When I worked for a church I had two bosses. One of them quit his job as pastor at his old church and for 4 years supported himself. There was a doctrinal change announced at services one week. The following Monday he went on sabbatical for a while. Before the end of the sabbatical he resigned--he could have resigned at the end of the year, but that would have been wrong. While he supported himself, along the way he was asked to preach, and so for 2-3 years he worked 40+ hours a week and on the weekends was a preacher and counselor, and visited the occasional sick person on a weeknight.
The other one stayed on as preacher for years after he decided he didn't believe in what he was teaching, and only left when he had another job that paid as much. When he joined 'my' church as a preacher, he asked for and got the same salary--which was a bit more than the founding pastor's. And when there was a budget crunch, his response was that if he didn't get paid, he wasn't going to preach--the only reason he was the asst. pastor is because it was easy work and gave him time to himself, but he did it for the money.
I find that most of my high school students think the venal, mercenary pastor was right--even those calling themselves Xian usually think he was the better, wiser person. "Will I get a grade?" "What's in this for me?" They get no reward out of doing work; learning for them is something that must be recompensed, not with intrinsic pleasure of learning and understanding but with grades, allowance. At the worst, they do it to avoid losing data privileges or texting rights, for free time. Otherwise most of them would just text and socialize, surf, play games, or (in rare cases) read. In some cases they do it for an ego rush--"Look, I'm better."
What's worse, they can't understand that not everybody is like them.
And they have no trouble insulting the ill and aged.
KY_EnviroGuy
(14,490 posts)I've always found my joy in life to be the results of a project or job, not the financial reward. I really tire of people that are entirely money driven. And, as I've grown to be older and retired, I find myself mostly taking on simple tasks that I feel certain can be finished.
Thanks for those thoughtful reflections.
llmart
(15,536 posts)the majority in the US are driven by money and material possessions. We even measure the "success" of our country by how the economy is doing. They vote for someone because he's supposedly a "successful businessman" not because his history bears that out, but because our media keeps touting him as "successful".
I'm afraid runaway capitalism with little regulation, beginning with the Reagan years, has brainwashed most Americans.
KY_EnviroGuy
(14,490 posts)It's a world-wide moral race to the bottom cleverly disguised as a race to the top. I sensed we were in deep trouble years ago when I used to play a little in the stock market and noticed that companies are expected to improve efficiency and margins almost every quarter.
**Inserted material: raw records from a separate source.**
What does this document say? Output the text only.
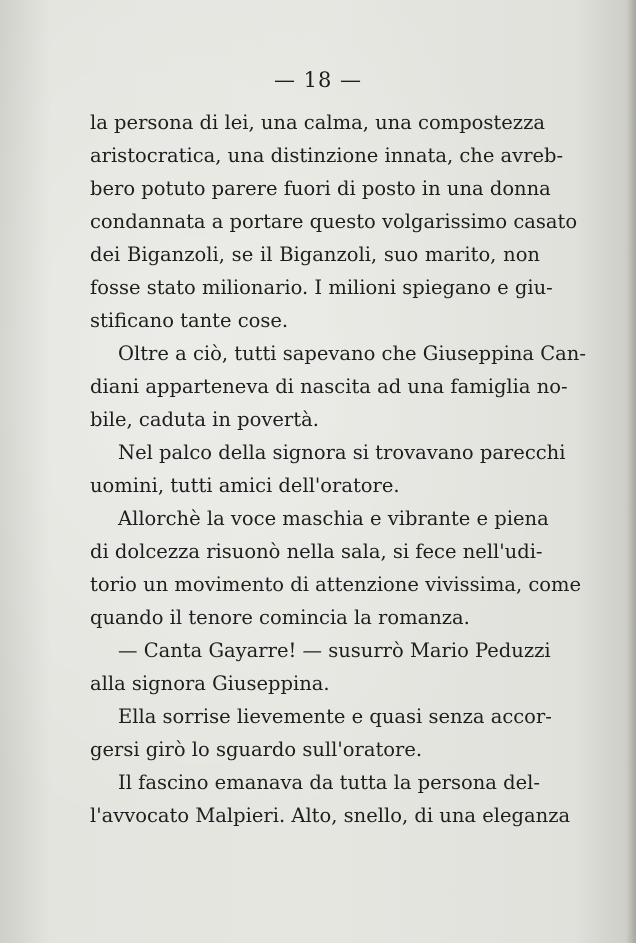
— 18 —
la persona di lei, una calma, una compostezza
aristocratica, una distinzione innata, che avreb-
bero potuto parere fuori di posto in una donna
condannata a portare questo volgarissimo casato
dei Biganzoli, se il Biganzoli, suo marito, non
fosse stato milionario. I milioni spiegano e giu-
stificano tante cose.
Oltre a ciò, tutti sapevano che Giuseppina Can-
diani apparteneva di nascita ad una famiglia no-
bile, caduta in povertà.
Nel palco della signora si trovavano parecchi
uomini, tutti amici dell'oratore.
Allorchè la voce maschia e vibrante e piena
di dolcezza risuonò nella sala, si fece nell'udi-
torio un movimento di attenzione vivissima, come
quando il tenore comincia la romanza.
— Canta Gayarre! — susurrò Mario Peduzzi
alla signora Giuseppina.
Ella sorrise lievemente e quasi senza accor-
gersi girò lo sguardo sull'oratore.
Il fascino emanava da tutta la persona del-
l'avvocato Malpieri. Alto, snello, di una eleganza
My country boy common sense kicked in and said "this can't continue forever!". Everything I saw violated my old-fashioned Christian upbringing by my humble Great Depression-era parents.
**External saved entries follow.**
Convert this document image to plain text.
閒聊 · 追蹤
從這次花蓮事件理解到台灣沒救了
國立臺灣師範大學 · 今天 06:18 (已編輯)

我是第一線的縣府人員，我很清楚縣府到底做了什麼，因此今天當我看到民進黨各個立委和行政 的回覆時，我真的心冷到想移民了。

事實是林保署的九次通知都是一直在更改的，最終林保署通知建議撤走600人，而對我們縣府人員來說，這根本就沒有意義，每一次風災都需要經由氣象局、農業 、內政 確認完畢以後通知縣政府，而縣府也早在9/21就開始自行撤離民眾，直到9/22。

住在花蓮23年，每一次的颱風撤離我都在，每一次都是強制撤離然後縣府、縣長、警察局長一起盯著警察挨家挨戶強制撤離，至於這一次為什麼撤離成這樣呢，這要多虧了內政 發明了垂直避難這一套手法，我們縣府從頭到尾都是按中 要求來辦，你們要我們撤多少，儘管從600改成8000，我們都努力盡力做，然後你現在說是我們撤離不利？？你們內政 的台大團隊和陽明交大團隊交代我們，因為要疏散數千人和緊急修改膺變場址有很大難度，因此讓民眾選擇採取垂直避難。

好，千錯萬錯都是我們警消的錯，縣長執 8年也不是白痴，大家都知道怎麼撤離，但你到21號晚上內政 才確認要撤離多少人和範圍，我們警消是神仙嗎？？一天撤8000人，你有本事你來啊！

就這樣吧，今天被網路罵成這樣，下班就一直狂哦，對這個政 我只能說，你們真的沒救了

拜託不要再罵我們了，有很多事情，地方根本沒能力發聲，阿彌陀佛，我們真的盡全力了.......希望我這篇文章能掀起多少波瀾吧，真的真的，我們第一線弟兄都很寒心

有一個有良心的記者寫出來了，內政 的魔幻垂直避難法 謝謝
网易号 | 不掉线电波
It also shocked me that many of our corporate and political leaders were claiming moral superiority via the religious right and their prosperity gospel.
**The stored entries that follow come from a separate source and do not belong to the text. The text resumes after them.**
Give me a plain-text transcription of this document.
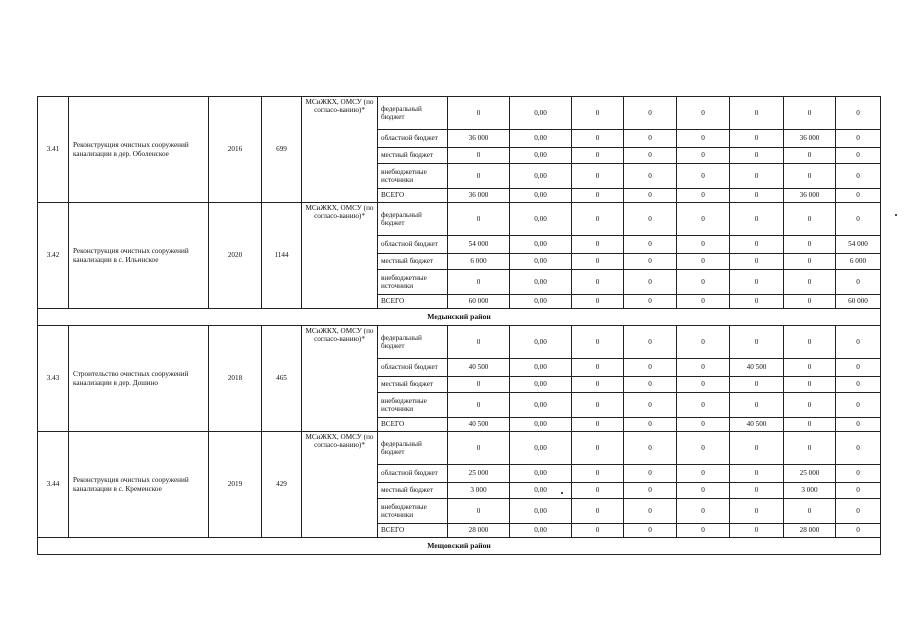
3.41	Реконструкция очистных сооружений канализации в дер. Оболенское	2016	699	МСиЖКХ, ОМСУ (по согласо-ванию)*	федеральный бюджет	0	0,00	0	0	0	0	0	0
					областной бюджет	36 000	0,00	0	0	0	0	36 000	0
					местный бюджет	0	0,00	0	0	0	0	0	0
					внебюджетные источники	0	0,00	0	0	0	0	0	0
					ВСЕГО	36 000	0,00	0	0	0	0	36 000	0
3.42	Реконструкция очистных сооружений канализации в с. Ильинское	2020	1144	МСиЖКХ, ОМСУ (по согласо-ванию)*	федеральный бюджет	0	0,00	0	0	0	0	0	0
					областной бюджет	54 000	0,00	0	0	0	0	0	54 000
					местный бюджет	6 000	0,00	0	0	0	0	0	6 000
					внебюджетные источники	0	0,00	0	0	0	0	0	0
					ВСЕГО	60 000	0,00	0	0	0	0	0	60 000
Медынский район													
3.43	Строительство очистных сооружений канализации в дер. Дошино	2018	465	МСиЖКХ, ОМСУ (по согласо-ванию)*	федеральный бюджет	0	0,00	0	0	0	0	0	0
					областной бюджет	40 500	0,00	0	0	0	40 500	0	0
					местный бюджет	0	0,00	0	0	0	0	0	0
					внебюджетные источники	0	0,00	0	0	0	0	0	0
					ВСЕГО	40 500	0,00	0	0	0	40 500	0	0
3.44	Реконструкция очистных сооружений канализации в с. Кременское	2019	429	МСиЖКХ, ОМСУ (по согласо-ванию)*	федеральный бюджет	0	0,00	0	0	0	0	0	0
					областной бюджет	25 000	0,00	0	0	0	0	25 000	0
					местный бюджет	3 000	0,00	0	0	0	0	3 000	0
					внебюджетные источники	0	0,00	0	0	0	0	0	0
					ВСЕГО	28 000	0,00	0	0	0	0	28 000	0
Мещовский район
At 70, I honestly cannot see a practical way out of this dilemma......
GreydeeThos
(958 posts).99center
(1,237 posts)The alt-right supported Trump attacking McCain's service during Vietnam, but are up in arms over Hogg's question.
sandensea
(21,627 posts)Give him a little truth serum, and that's what his answer would be.
Scarsdale
(9,426 posts)"line of work" for the $$$. Nothing has changed. Typical gop member, no ethics, no soul, no morals, no shame. "Show me the money" is their mantra.